I&G’s most complex and demanding project to date has been the new £6.1m Critical Care Unit at Barnsley Hospital. By doubling the hospital’s number of critical care beds, we’ve helped them care for more of the most poorly patients, as well as giving extra space to allow physiotherapy and rehabilitation to be delivered at the bedside.

This was a challenging project, as the site was in the middle of a live hospital environment, with all materials and equipment for the project, including structural steel, having to go through a 2m x 2m doorway – that’s like having to put all your building materials through the back doors of an ambulance!

They help you achieve your vision

Another significant project in I&G’s portfolio is the £6m refurbishment of the ophthalmology unit at St James Hospital in Leeds. A 2500m2 facility was created by I&G, with new consultation and diagnostic rooms, a refractive unit, virtual clinic room and laser surgery facilities. As well as an improved medical offering, we also worked hard to make the building as accessible as possible for partially sighted people, including voice activated lifts, different coloured waiting areas and wide corridors with lots of natural light.

Our people are in it for the long haul

I&G stalwart Garry has just completed twenty years at I&G, and he’s seen many changes over his two decades in the business. Starting as a site foreman, he’s now worked his way up to become a senior site manager, so has seen life at all levels of the business.

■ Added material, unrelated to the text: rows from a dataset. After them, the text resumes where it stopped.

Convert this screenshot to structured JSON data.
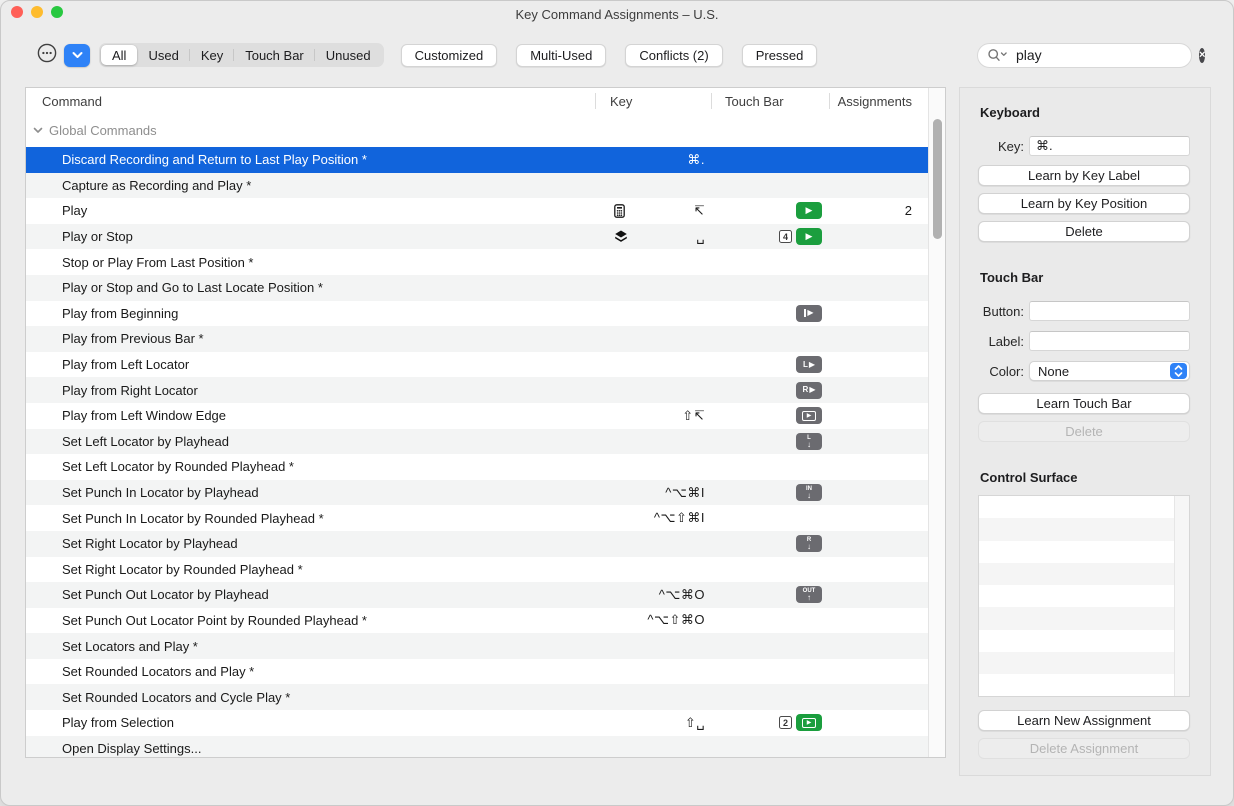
{
  "window": {
    "title": "Key Command Assignments – U.S."
  },
  "toolbar": {
    "action_menu_icon": "ellipsis-circle-icon",
    "dropdown_icon": "chevron-down-icon",
    "segments": [
      "All",
      "Used",
      "Key",
      "Touch Bar",
      "Unused"
    ],
    "selected_segment": "All",
    "filter_buttons": [
      "Customized",
      "Multi-Used",
      "Conflicts (2)",
      "Pressed"
    ],
    "search": {
      "value": "play",
      "icon": "search-icon",
      "clear_icon": "clear-circle-icon"
    }
  },
  "table": {
    "columns": [
      "Command",
      "Key",
      "Touch Bar",
      "Assignments"
    ],
    "group_label": "Global Commands",
    "rows": [
      {
        "name": "Discard Recording and Return to Last Play Position *",
        "key": "⌘.",
        "selected": true
      },
      {
        "name": "Capture as Recording and Play *"
      },
      {
        "name": "Play",
        "key_icon": "keypad-icon",
        "key": "↸",
        "tb": [
          {
            "icon": "play-green"
          }
        ],
        "assignments": "2"
      },
      {
        "name": "Play or Stop",
        "key_icon": "layers-icon",
        "key": "␣",
        "tb": [
          {
            "icon": "badge",
            "value": "4"
          },
          {
            "icon": "play-green"
          }
        ]
      },
      {
        "name": "Stop or Play From Last Position *"
      },
      {
        "name": "Play or Stop and Go to Last Locate Position *"
      },
      {
        "name": "Play from Beginning",
        "tb": [
          {
            "icon": "play-from-beginning"
          }
        ]
      },
      {
        "name": "Play from Previous Bar *"
      },
      {
        "name": "Play from Left Locator",
        "tb": [
          {
            "icon": "play-from-left-locator"
          }
        ]
      },
      {
        "name": "Play from Right Locator",
        "tb": [
          {
            "icon": "play-from-right-locator"
          }
        ]
      },
      {
        "name": "Play from Left Window Edge",
        "key": "⇧↸",
        "tb": [
          {
            "icon": "play-window"
          }
        ]
      },
      {
        "name": "Set Left Locator by Playhead",
        "tb": [
          {
            "icon": "set-left-locator"
          }
        ]
      },
      {
        "name": "Set Left Locator by Rounded Playhead *"
      },
      {
        "name": "Set Punch In Locator by Playhead",
        "key": "^⌥⌘I",
        "tb": [
          {
            "icon": "set-punch-in"
          }
        ]
      },
      {
        "name": "Set Punch In Locator by Rounded Playhead *",
        "key": "^⌥⇧⌘I"
      },
      {
        "name": "Set Right Locator by Playhead",
        "tb": [
          {
            "icon": "set-right-locator"
          }
        ]
      },
      {
        "name": "Set Right Locator by Rounded Playhead *"
      },
      {
        "name": "Set Punch Out Locator by Playhead",
        "key": "^⌥⌘O",
        "tb": [
          {
            "icon": "set-punch-out"
          }
        ]
      },
      {
        "name": "Set Punch Out Locator Point by Rounded Playhead *",
        "key": "^⌥⇧⌘O"
      },
      {
        "name": "Set Locators and Play *"
      },
      {
        "name": "Set Rounded Locators and Play *"
      },
      {
        "name": "Set Rounded Locators and Cycle Play *"
      },
      {
        "name": "Play from Selection",
        "key": "⇧␣",
        "tb": [
          {
            "icon": "badge",
            "value": "2"
          },
          {
            "icon": "play-green-framed"
          }
        ]
      },
      {
        "name": "Open Display Settings..."
      }
    ]
  },
  "panel": {
    "keyboard": {
      "heading": "Keyboard",
      "key_label": "Key:",
      "key_value": "⌘.",
      "learn_by_label": "Learn by Key Label",
      "learn_by_position": "Learn by Key Position",
      "delete": "Delete"
    },
    "touch_bar": {
      "heading": "Touch Bar",
      "button_label": "Button:",
      "button_value": "",
      "label_label": "Label:",
      "label_value": "",
      "color_label": "Color:",
      "color_value": "None",
      "learn": "Learn Touch Bar",
      "delete": "Delete"
    },
    "control_surface": {
      "heading": "Control Surface",
      "learn": "Learn New Assignment",
      "delete": "Delete Assignment"
    }
  },
  "colors": {
    "accent_blue": "#2e82f7",
    "selection_blue": "#1164dc",
    "touchbar_green": "#1b9e3e",
    "touchbar_gray": "#6b6b70",
    "traffic_red": "#ff5f57",
    "traffic_yellow": "#febc2e",
    "traffic_green": "#28c840"
  }
}
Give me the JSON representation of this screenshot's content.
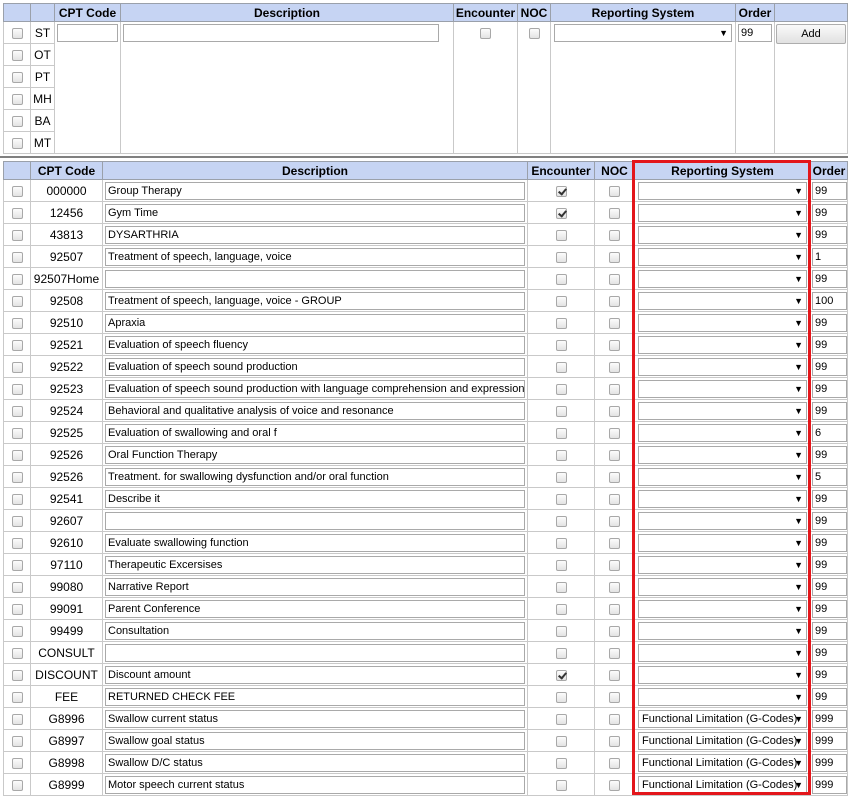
{
  "headers": {
    "cpt_code": "CPT Code",
    "description": "Description",
    "encounter": "Encounter",
    "noc": "NOC",
    "reporting_system": "Reporting System",
    "order": "Order"
  },
  "new_entry": {
    "disciplines": [
      "ST",
      "OT",
      "PT",
      "MH",
      "BA",
      "MT"
    ],
    "cpt_code_value": "",
    "description_value": "",
    "reporting_system_value": "",
    "order_value": "99",
    "add_label": "Add"
  },
  "rows": [
    {
      "code": "000000",
      "description": "Group Therapy",
      "encounter": true,
      "noc": false,
      "reporting": "",
      "order": "99"
    },
    {
      "code": "12456",
      "description": "Gym Time",
      "encounter": true,
      "noc": false,
      "reporting": "",
      "order": "99"
    },
    {
      "code": "43813",
      "description": "DYSARTHRIA",
      "encounter": false,
      "noc": false,
      "reporting": "",
      "order": "99"
    },
    {
      "code": "92507",
      "description": "Treatment of speech, language, voice",
      "encounter": false,
      "noc": false,
      "reporting": "",
      "order": "1"
    },
    {
      "code": "92507Home",
      "description": "",
      "encounter": false,
      "noc": false,
      "reporting": "",
      "order": "99"
    },
    {
      "code": "92508",
      "description": "Treatment of speech, language, voice - GROUP",
      "encounter": false,
      "noc": false,
      "reporting": "",
      "order": "100"
    },
    {
      "code": "92510",
      "description": "Apraxia",
      "encounter": false,
      "noc": false,
      "reporting": "",
      "order": "99"
    },
    {
      "code": "92521",
      "description": "Evaluation of speech fluency",
      "encounter": false,
      "noc": false,
      "reporting": "",
      "order": "99"
    },
    {
      "code": "92522",
      "description": "Evaluation of speech sound production",
      "encounter": false,
      "noc": false,
      "reporting": "",
      "order": "99"
    },
    {
      "code": "92523",
      "description": "Evaluation of speech sound production with language comprehension and expression",
      "encounter": false,
      "noc": false,
      "reporting": "",
      "order": "99"
    },
    {
      "code": "92524",
      "description": "Behavioral and qualitative analysis of voice and resonance",
      "encounter": false,
      "noc": false,
      "reporting": "",
      "order": "99"
    },
    {
      "code": "92525",
      "description": "Evaluation of swallowing and oral f",
      "encounter": false,
      "noc": false,
      "reporting": "",
      "order": "6"
    },
    {
      "code": "92526",
      "description": "Oral Function Therapy",
      "encounter": false,
      "noc": false,
      "reporting": "",
      "order": "99"
    },
    {
      "code": "92526",
      "description": "Treatment. for swallowing dysfunction and/or oral function",
      "encounter": false,
      "noc": false,
      "reporting": "",
      "order": "5"
    },
    {
      "code": "92541",
      "description": "Describe it",
      "encounter": false,
      "noc": false,
      "reporting": "",
      "order": "99"
    },
    {
      "code": "92607",
      "description": "",
      "encounter": false,
      "noc": false,
      "reporting": "",
      "order": "99"
    },
    {
      "code": "92610",
      "description": "Evaluate swallowing function",
      "encounter": false,
      "noc": false,
      "reporting": "",
      "order": "99"
    },
    {
      "code": "97110",
      "description": "Therapeutic Excersises",
      "encounter": false,
      "noc": false,
      "reporting": "",
      "order": "99"
    },
    {
      "code": "99080",
      "description": "Narrative Report",
      "encounter": false,
      "noc": false,
      "reporting": "",
      "order": "99"
    },
    {
      "code": "99091",
      "description": "Parent Conference",
      "encounter": false,
      "noc": false,
      "reporting": "",
      "order": "99"
    },
    {
      "code": "99499",
      "description": "Consultation",
      "encounter": false,
      "noc": false,
      "reporting": "",
      "order": "99"
    },
    {
      "code": "CONSULT",
      "description": "",
      "encounter": false,
      "noc": false,
      "reporting": "",
      "order": "99"
    },
    {
      "code": "DISCOUNT",
      "description": "Discount amount",
      "encounter": true,
      "noc": false,
      "reporting": "",
      "order": "99"
    },
    {
      "code": "FEE",
      "description": "RETURNED CHECK FEE",
      "encounter": false,
      "noc": false,
      "reporting": "",
      "order": "99"
    },
    {
      "code": "G8996",
      "description": "Swallow current status",
      "encounter": false,
      "noc": false,
      "reporting": "Functional Limitation (G-Codes)",
      "order": "999"
    },
    {
      "code": "G8997",
      "description": "Swallow goal status",
      "encounter": false,
      "noc": false,
      "reporting": "Functional Limitation (G-Codes)",
      "order": "999"
    },
    {
      "code": "G8998",
      "description": "Swallow D/C status",
      "encounter": false,
      "noc": false,
      "reporting": "Functional Limitation (G-Codes)",
      "order": "999"
    },
    {
      "code": "G8999",
      "description": "Motor speech current status",
      "encounter": false,
      "noc": false,
      "reporting": "Functional Limitation (G-Codes)",
      "order": "999"
    }
  ],
  "colors": {
    "header_bg": "#c6d4f3",
    "highlight_border": "#e3161b"
  }
}
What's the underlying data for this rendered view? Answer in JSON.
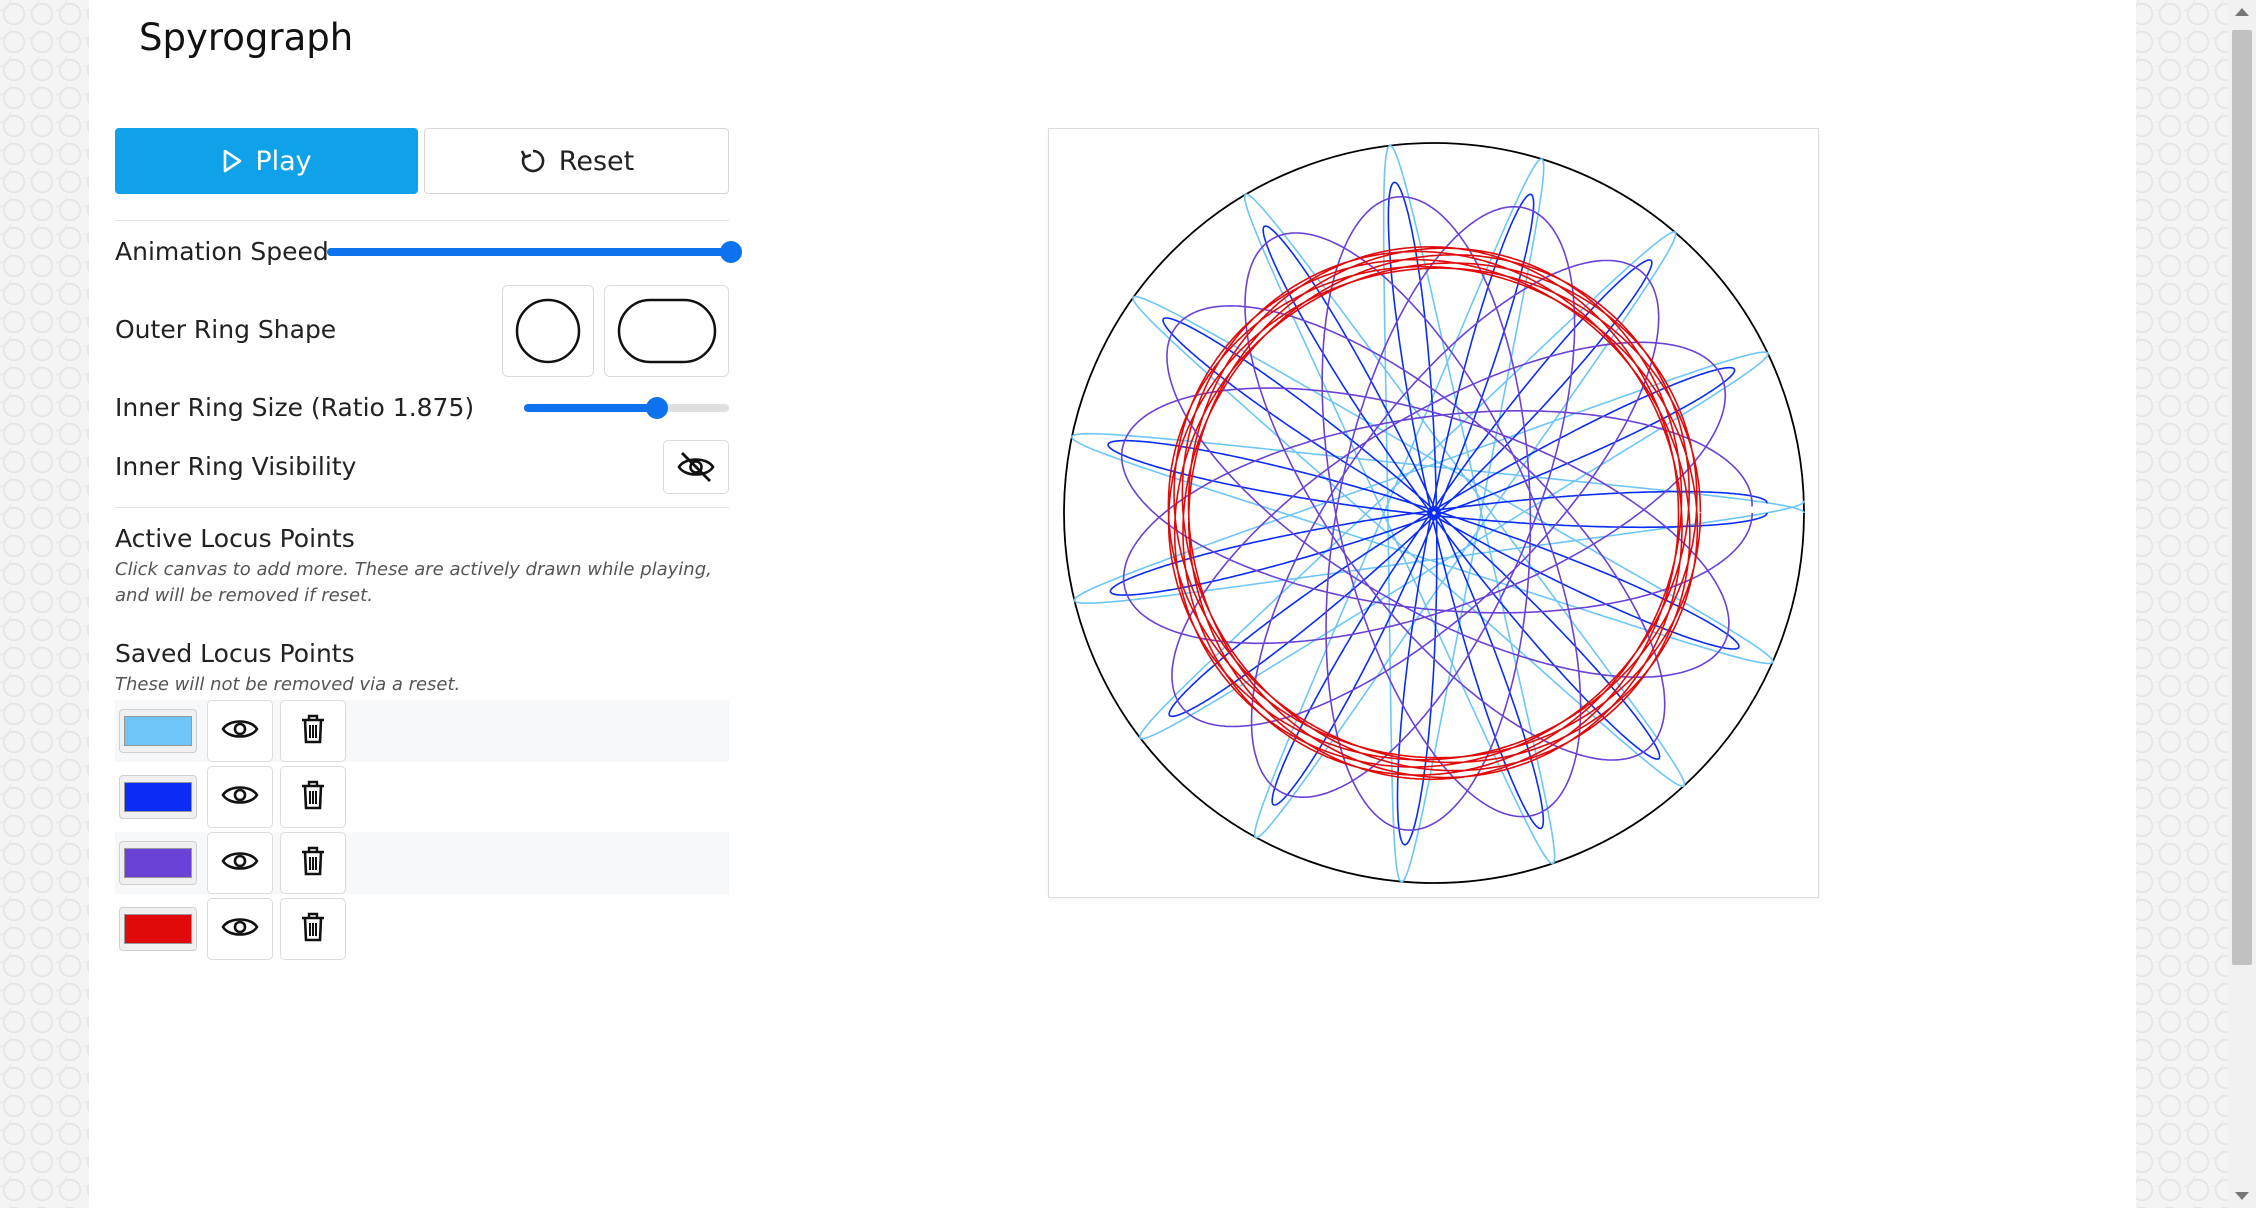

“Whilst I’ve been with I&G we’ve always taken on some big projects,” he said. “But we’ve seen conditions, such as the welfare and site set up, improve dramatically, and everything now looks a lot more professional, from our sites and cabins to our new offices.”

Where to next?

The company has got some great projects coming up in the future, and a new regional office opening in the North East to cater for the increasing number of projects they’re being asked to undertake there.

Where will I&G in another six years’ time? The sky’s the limit!